The following general discussion is provided for background information only. Joint venture partners should consult with their own tax advisors.
Congressional Incentives
Oil and gas development from domestic reserves helps to make our country more energy self-sufficient by reducing our dependence of foreign oil imports. In light of this, Congress has provided tax incentives to stimulate domestic production financed by private investment sources. These tax benefits enhance the economics of an oil and gas investment. With the passage fo the Tax Reform Act of 1986, oil and gas ventures are now one of the most tax advantaged investments. The Act specifically exempts oil and gas Working Interests from being classified as “Passive Income”. (See Section 469c(3) of the Tax Code.)
Intangible Drilling Cost Tax Deduction
Oil and gas projects are labor intensive, so a significant portion of the investment is considered Intangible Drilling Cost (IDC), which is 100% deductible during the first year. For example, an investment of $100,000 could result in approximately $90,000 to $95,000 in tax deductions for IDC even if the well does not start drilling until March 31 of the year following the investment. The remaining amount of intangible costs may be deducted over the next several years. (See Section 263 of the Tax Code.)
Tax Opinion
The Internal Revenue Service typically does not offer advice concerning the taxation of any specific program, and no attempt will be made to obtain a ruling. It is anticipated that the Joint Venture will be taxed as a Partnership for Federal Income Tax purposes. Tax benefits will be allocated on the basis of the investor’s pro-rata interest in the Joint Venture.
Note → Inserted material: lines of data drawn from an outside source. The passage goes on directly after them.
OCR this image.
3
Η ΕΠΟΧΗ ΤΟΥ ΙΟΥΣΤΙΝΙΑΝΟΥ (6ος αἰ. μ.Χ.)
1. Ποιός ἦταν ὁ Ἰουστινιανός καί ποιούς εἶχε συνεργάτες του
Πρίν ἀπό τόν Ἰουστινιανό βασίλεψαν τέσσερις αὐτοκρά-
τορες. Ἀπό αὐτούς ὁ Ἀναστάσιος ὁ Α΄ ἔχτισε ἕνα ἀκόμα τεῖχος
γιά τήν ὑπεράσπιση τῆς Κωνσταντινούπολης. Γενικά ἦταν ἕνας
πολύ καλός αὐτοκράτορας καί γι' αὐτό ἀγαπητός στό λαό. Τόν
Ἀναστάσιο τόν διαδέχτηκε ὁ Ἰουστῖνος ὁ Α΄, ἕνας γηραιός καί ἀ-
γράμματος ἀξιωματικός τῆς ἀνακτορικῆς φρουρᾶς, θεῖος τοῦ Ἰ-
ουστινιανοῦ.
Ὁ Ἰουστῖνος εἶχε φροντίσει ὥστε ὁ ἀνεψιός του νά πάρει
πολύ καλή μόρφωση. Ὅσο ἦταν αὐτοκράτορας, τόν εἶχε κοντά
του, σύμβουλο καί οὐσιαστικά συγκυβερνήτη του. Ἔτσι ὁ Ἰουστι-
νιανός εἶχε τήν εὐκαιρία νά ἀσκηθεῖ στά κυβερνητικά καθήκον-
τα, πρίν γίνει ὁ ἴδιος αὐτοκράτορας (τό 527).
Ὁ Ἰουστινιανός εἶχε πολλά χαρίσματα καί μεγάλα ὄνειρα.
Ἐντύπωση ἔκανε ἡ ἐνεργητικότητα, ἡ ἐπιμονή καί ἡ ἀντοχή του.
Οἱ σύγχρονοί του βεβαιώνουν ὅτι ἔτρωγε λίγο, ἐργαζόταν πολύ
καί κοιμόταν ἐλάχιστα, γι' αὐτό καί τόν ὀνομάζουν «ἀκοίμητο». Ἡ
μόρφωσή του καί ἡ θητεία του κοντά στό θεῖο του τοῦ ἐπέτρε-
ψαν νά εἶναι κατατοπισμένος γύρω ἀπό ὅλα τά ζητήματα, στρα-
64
For further information regarding this type of Joint Venture, potential investors should contact their own tax counsel, their best source of information for individual tax advice.
Small Producers Tax Exemption
The 1990 Tax Act provided some special tax advantages for the typical investor in oil and gas drilling projects. This “Small Producers Exemption” allows up to 100% of an investor’s net income from an oil and gas property to be tax free. This tax incentive, known as the “Percentage Depletion Allowance”, is specifically intended to encourage the small investor to participate in oil and gas drilling. This tax benefit is not available to large oil companies or taxpayers who sell oil or natural gas through retail outlets or those who engage in refining crude oil with runs of more than 50,000 barrles per day. It is also not available for investors owning more than 1,000 barrles of oil (or 6,000,000 cubic feet of gas) average daily production. The “Small Producers Exemption” specifically allows 15% of the gross income from an oil and gas producing property to be tax free. All drilling operations of this Joint Venture will qualify for these “Percentage Depletion” tax benefits. Each investor should state in his annual tax return that he claims the “Small Producers Exemption”. (Refer to Section 613a of the Tax Code.)
Active vs. Passive Income
The Tax Reform Act of 1986 introduced into the Tax Code the concepts of “Passive” income and “Active” income. The Act prohibits the offsetting of losses from “Passive” activities against income from “Active” businesses. The new Tax Code specifically states that a Working Interest in an oil and gas drilling program is not a “Passive” activity, so accordingly, deductions can be offset against income from active stock trades, business income, salaries, etc. (Refer to Section 469c(3) of the Tax Code.)